FIG. 4 is a side view showing an example of arranging the oblique stay rope according to the present invention.

FIG. 5 is a plan view showing the configuration of the hanging scaffold of the present invention.

FIG. 6 is a cross-sectional view showing the configuration of the hanging scaffold of the present invention.

FIG. 7 is a diagram showing a relationship between torsional deformation of a floor set and a loaded load.

FIG. 8 is a diagram showing a relationship between a wind load and a floor group displacement.

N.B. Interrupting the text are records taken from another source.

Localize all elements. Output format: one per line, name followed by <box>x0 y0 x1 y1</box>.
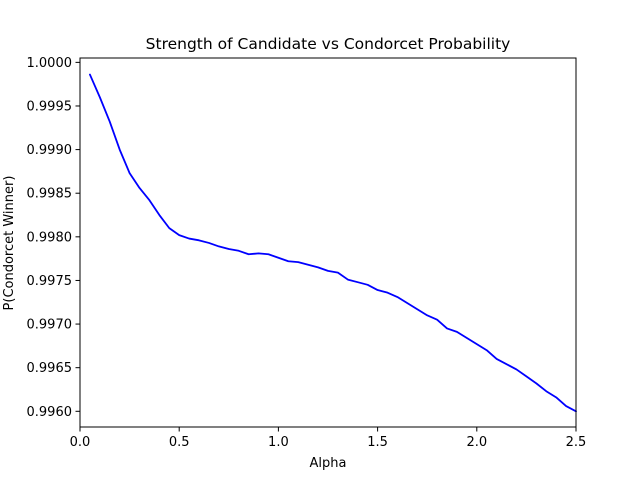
x-tick-label: 2.0 <box>466 435 487 450</box>
y-tick-label: 0.9995 <box>27 99 73 114</box>
y-tick-label: 0.9965 <box>27 361 73 376</box>
x-tick-label: 0.0 <box>70 435 91 450</box>
y-axis-label: P(Condorcet Winner) <box>2 176 17 311</box>
x-tick-label: 1.5 <box>367 435 388 450</box>
x-tick-label: 2.5 <box>566 435 587 450</box>
x-tick-label: 0.5 <box>169 435 190 450</box>
chart-title: Strength of Candidate vs Condorcet Proba… <box>146 35 511 53</box>
x-axis-label: Alpha <box>310 456 347 471</box>
condorcet-probability-line <box>89 73 577 413</box>
y-axis-ticks: 0.9960 0.9965 0.9970 0.9975 0.9980 0.9985 0.99… <box>27 56 80 420</box>
y-tick-label: 1.0000 <box>27 56 73 71</box>
x-tick-label: 1.0 <box>268 435 289 450</box>
y-tick-label: 0.9985 <box>27 187 73 202</box>
x-axis-ticks: 0.0 0.5 1.0 1.5 2.0 2.5 <box>70 427 587 450</box>
y-tick-label: 0.9970 <box>27 318 73 333</box>
plot-frame <box>79 57 577 428</box>
y-tick-label: 0.9960 <box>27 405 73 420</box>
y-tick-label: 0.9975 <box>27 274 73 289</box>
y-tick-label: 0.9980 <box>27 230 73 245</box>
y-tick-label: 0.9990 <box>27 143 73 158</box>
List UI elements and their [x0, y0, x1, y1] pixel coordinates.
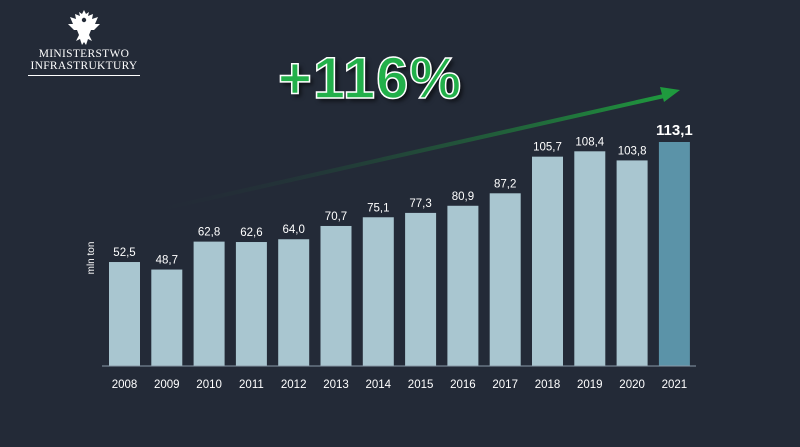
- value-label-2012: 64,0: [283, 224, 305, 236]
- value-label-2020: 103,8: [618, 145, 647, 157]
- value-label-2014: 75,1: [367, 202, 389, 214]
- eagle-emblem-icon: [68, 10, 100, 45]
- bar-2014: [362, 217, 394, 366]
- value-label-2015: 77,3: [409, 198, 431, 210]
- x-tick-2017: 2017: [492, 379, 518, 391]
- value-label-2008: 52,5: [113, 247, 135, 259]
- ministry-logo: MINISTERSTWO INFRASTRUKTURY: [22, 8, 146, 88]
- bar-2017: [489, 193, 521, 366]
- value-label-2016: 80,9: [452, 191, 474, 203]
- bar-2013: [320, 225, 352, 366]
- x-tick-2016: 2016: [450, 379, 476, 391]
- bar-2012: [278, 239, 310, 366]
- value-label-2018: 105,7: [533, 142, 562, 154]
- x-tick-2013: 2013: [323, 379, 349, 391]
- x-tick-2008: 2008: [112, 379, 138, 391]
- x-tick-2012: 2012: [281, 379, 307, 391]
- x-tick-2010: 2010: [196, 379, 222, 391]
- x-tick-2018: 2018: [535, 379, 561, 391]
- bar-2015: [405, 212, 437, 366]
- bar-2019: [574, 151, 606, 366]
- bar-2009: [151, 269, 183, 366]
- value-label-2013: 70,7: [325, 211, 347, 223]
- x-tick-2015: 2015: [408, 379, 434, 391]
- trend-arrow: [130, 87, 680, 218]
- bar-2020: [616, 160, 648, 366]
- x-tick-2019: 2019: [577, 379, 603, 391]
- y-axis-label: mln ton: [86, 242, 97, 275]
- value-label-2010: 62,8: [198, 227, 220, 239]
- bar-2008: [109, 262, 140, 366]
- headline-growth-percent: +116%: [277, 46, 463, 111]
- x-tick-2014: 2014: [366, 379, 392, 391]
- value-label-2019: 108,4: [575, 136, 604, 148]
- bar-2021: [658, 142, 690, 366]
- value-label-2021: 113,1: [656, 122, 693, 139]
- value-label-2009: 48,7: [156, 255, 178, 267]
- bar-2010: [193, 241, 225, 366]
- logo-line-1: MINISTERSTWO: [38, 48, 130, 60]
- bar-2016: [447, 205, 479, 366]
- x-tick-2009: 2009: [154, 379, 180, 391]
- logo-underline: [28, 75, 140, 76]
- value-label-2017: 87,2: [494, 178, 516, 190]
- value-label-2011: 62,6: [240, 227, 262, 239]
- bar-2011: [235, 242, 267, 366]
- x-tick-2021: 2021: [662, 379, 688, 391]
- logo-line-2: INFRASTRUKTURY: [30, 60, 138, 72]
- x-tick-2011: 2011: [239, 379, 264, 391]
- bar-2018: [532, 156, 563, 366]
- x-tick-2020: 2020: [619, 379, 645, 391]
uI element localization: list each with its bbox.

FIG. 9 is a view showing the relationship between rope tension and wind speed for each material of the slant stay rope material.

FIG. 10 is a side view of the entire length of the suspended scaffold (a conventional storm rope is indicated by a dotted line).

FIG. 11 is a cross-sectional view of a suspended scaffold with a storm.

[Explanation of symbols]

 DESCRIPTION OF SYMBOLS 1 Floor set 2 Reinforcement rope 3 Cross beam 4 Catwalk rope 5 Hanging scaffold 6 Storm rope 7 Hanger rope 8 Diagonal stay rope 9 Cross bridge 10 Tower 11 Main cable 12 Wire mesh 13 Square pipe 14 Wood 15 Handrail 16 Abutment

──────────────────────────────────────────────────続 き Continuing on the front page (72) Inventor Shinsuke Yamazaki 5-9-1 Nishihashimoto, Sagamihara City, Kanagawa Prefecture Nippon Steel Corporation Steel Structure Marine Division (58) Fields surveyed (Int. Cl. ⁷ , DB Name) E01D 21/00 E01D 11/00

Claims (3)

(57) [Claims] 1. A large number of catwalk ropes installed in parallel between towers or between a tower and an abutment are held by cross beams arranged at appropriate intervals in the bridge axis direction, and a floor set is fixed on an upper part. In a suspension scaffold for cable erection of a suspension bridge, a reinforcement rope is laid in parallel with the catwalk rope at intervals on both sides of a floor group of the suspension scaffold, and the reinforcement rope is fixed to an abutment or a tower portion. A hanging scaffold for cable erection, which is fixed to an end of the cross beam protruding from both sides of the hanging scaffold. 2. A diagonal stay rope is used to connect two sets of suspended scaffolds installed between the left and right towers or between the tower and the abutment with diagonal stay ropes.
The suspension scaffold for cable erection according to claim 1, wherein deformation due to wind is prevented. 3. The hanging scaffold according to claim 2, wherein a lightweight and high-strength fiber rope is used for the slanting stay rope.